Hier ziet men hoe het gemalen graan vanuit de MAALBAK in de meelzak valt. 

    Hier ziet men hoe het gemalen graan vanuit de MAALBAK in de meelzak valt. 

Her scherpen van de MAALSTENEN.

Als de maalstenen afgesleten zijn moeten men die opnieuw scherpen, dit noemt men ‘BILLEN’. Met een ingenieus mechanisme, de STEENKRAAN, kan men de bovenste steen, de zgn. LOPER, met een gewicht van ongeveer 1200 kg, optillen en omkeren. De onderste steen, de LIGGER, blijft liggen. Deze steen blijft trouwens stil liggen bij het malen van het graan. Alleen de LOPER draait. Met een BILHAMER worden de groeven weer dieper gemaakt. Dit gebeurde vroeger met een olielampje, want dan kon men aan de schaduw zien of de groeven alle even diep waren. Dit billen deden de molenaars zelf. 

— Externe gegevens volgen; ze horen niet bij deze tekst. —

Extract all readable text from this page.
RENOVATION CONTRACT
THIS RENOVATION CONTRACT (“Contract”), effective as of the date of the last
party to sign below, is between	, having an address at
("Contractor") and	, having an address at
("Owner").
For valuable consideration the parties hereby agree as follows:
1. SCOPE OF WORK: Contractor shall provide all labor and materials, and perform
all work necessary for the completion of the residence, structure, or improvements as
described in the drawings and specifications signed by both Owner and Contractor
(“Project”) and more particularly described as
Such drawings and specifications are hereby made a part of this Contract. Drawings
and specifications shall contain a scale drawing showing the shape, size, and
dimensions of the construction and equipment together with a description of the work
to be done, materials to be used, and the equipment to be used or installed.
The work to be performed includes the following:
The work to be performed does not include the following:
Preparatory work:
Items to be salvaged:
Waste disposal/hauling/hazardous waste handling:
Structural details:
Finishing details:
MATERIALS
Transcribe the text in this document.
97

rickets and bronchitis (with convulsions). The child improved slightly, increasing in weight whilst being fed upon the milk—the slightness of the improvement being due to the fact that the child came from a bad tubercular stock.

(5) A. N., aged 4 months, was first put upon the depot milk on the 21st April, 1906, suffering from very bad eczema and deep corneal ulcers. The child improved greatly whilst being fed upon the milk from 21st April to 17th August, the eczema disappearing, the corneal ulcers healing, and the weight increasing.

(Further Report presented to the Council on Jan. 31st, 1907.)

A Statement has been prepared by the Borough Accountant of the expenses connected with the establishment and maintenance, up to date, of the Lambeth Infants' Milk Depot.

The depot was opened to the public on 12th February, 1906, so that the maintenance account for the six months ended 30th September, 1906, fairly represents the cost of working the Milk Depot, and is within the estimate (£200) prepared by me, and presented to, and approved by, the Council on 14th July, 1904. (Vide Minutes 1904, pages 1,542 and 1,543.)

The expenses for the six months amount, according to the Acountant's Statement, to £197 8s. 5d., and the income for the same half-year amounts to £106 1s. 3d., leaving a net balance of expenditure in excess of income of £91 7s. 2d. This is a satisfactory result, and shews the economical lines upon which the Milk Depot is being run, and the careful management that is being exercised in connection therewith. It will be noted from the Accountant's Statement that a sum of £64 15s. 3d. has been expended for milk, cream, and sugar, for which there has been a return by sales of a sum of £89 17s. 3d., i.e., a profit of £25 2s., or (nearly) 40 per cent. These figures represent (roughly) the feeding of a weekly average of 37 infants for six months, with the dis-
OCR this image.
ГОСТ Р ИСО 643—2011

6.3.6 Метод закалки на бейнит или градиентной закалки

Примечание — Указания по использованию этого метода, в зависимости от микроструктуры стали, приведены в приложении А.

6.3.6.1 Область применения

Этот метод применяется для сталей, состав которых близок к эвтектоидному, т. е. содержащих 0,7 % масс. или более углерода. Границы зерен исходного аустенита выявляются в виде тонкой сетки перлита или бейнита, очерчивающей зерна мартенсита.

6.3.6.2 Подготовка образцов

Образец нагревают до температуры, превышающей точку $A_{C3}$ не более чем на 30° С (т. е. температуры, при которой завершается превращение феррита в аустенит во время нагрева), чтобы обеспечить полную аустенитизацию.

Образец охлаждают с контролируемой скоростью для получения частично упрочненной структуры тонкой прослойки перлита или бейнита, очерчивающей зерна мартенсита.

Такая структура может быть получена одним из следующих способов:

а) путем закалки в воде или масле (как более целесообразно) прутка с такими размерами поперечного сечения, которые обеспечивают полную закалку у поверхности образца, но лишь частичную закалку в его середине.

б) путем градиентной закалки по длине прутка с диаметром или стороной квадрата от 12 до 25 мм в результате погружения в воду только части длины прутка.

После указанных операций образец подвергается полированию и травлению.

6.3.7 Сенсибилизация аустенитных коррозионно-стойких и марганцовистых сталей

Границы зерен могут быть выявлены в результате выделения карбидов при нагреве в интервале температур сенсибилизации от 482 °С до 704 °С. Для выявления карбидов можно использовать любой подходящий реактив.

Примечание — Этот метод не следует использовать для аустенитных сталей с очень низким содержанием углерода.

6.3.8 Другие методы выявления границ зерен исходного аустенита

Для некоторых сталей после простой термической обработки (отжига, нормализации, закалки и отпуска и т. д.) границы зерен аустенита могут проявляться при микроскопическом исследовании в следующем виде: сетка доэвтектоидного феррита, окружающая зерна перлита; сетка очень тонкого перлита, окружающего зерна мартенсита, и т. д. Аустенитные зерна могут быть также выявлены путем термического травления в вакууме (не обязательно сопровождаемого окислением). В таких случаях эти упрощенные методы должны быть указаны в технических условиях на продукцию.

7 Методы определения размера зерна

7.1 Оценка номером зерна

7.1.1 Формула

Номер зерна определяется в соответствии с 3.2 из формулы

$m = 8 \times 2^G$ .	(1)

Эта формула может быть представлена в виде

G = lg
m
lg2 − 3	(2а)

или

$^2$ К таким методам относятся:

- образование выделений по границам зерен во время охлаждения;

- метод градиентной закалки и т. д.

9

Een impressie van het LUIWERK op de LUIZOLDER.

Een impressie van het LUIWERK op de LUIZOLDER. Het luiwerk werkt als een takel. Het is aangebracht op de KONINGSAS waarop een houten wiel rust. Het LUITOUW (rechtsboven) wordt naar beneden gehaald en met een MULDERTJE wordt de zak vastgemaakt. Via de glijplank, die op een van de vorige fotoos te zien is, kan de zak met koren naar boven worden gehesen. Als men het STUURTOUW losmaakt komt het houten wiel op de houten as te liggen. Automatisch wordt het luitouw weer opgerold en komt de zak naar boven. Bij de MEELKIST, wordt het stuurtouw weer vastgezet en de zak losgekoppeld. 

Een impressie van de MAALGANG op de STEENZOLDER. 

 Een impressie van de MAALGANG op de STEENZOLDER. Zie rechts de KAAR en de MEELKIST.

Nog een impressie van de MAALPIJP en MAALBAK in het het onderste deel van de graanmolen.

    Nog een impressie van de MAALPIJP en MAALBAK in het het onderste deel van de graanmolen. Langs de trap is duidelijk de GLIJPLANK te zien waar langs de zakken met koren naar boven worden gehesen. 

Dan nog even iets over het ONDERHOUD en BEHOUD van de watermolen. Regelmatig moet de molen nagekeken worden op loszittende tanden. Met een speciale bijenwas zorgt men ervoor dat de raderen en rondsels soepel blijven lopen. Hout werkt altijd. Als het vochtig is zet hout uit en bij droogte krimpt het. Als het waterrad niet in gebruik is wordt het altijd geblokkeerd. Bij een hevige regenbui bestaat de kans dat het water over de sluis komt. Het rad zou kunnen gaan draaien en zelfs doldraaien. Vroeger had men rond de watermolen een groot waterbekken. Men kon dan bij droogte toch blijven malen. Tegenwoordig, bij extreme droogte, maakt men gebruik van een hamermolen (die gaat op elektriciteit) of een dieselmotor die via banden de koningsas aandrijft.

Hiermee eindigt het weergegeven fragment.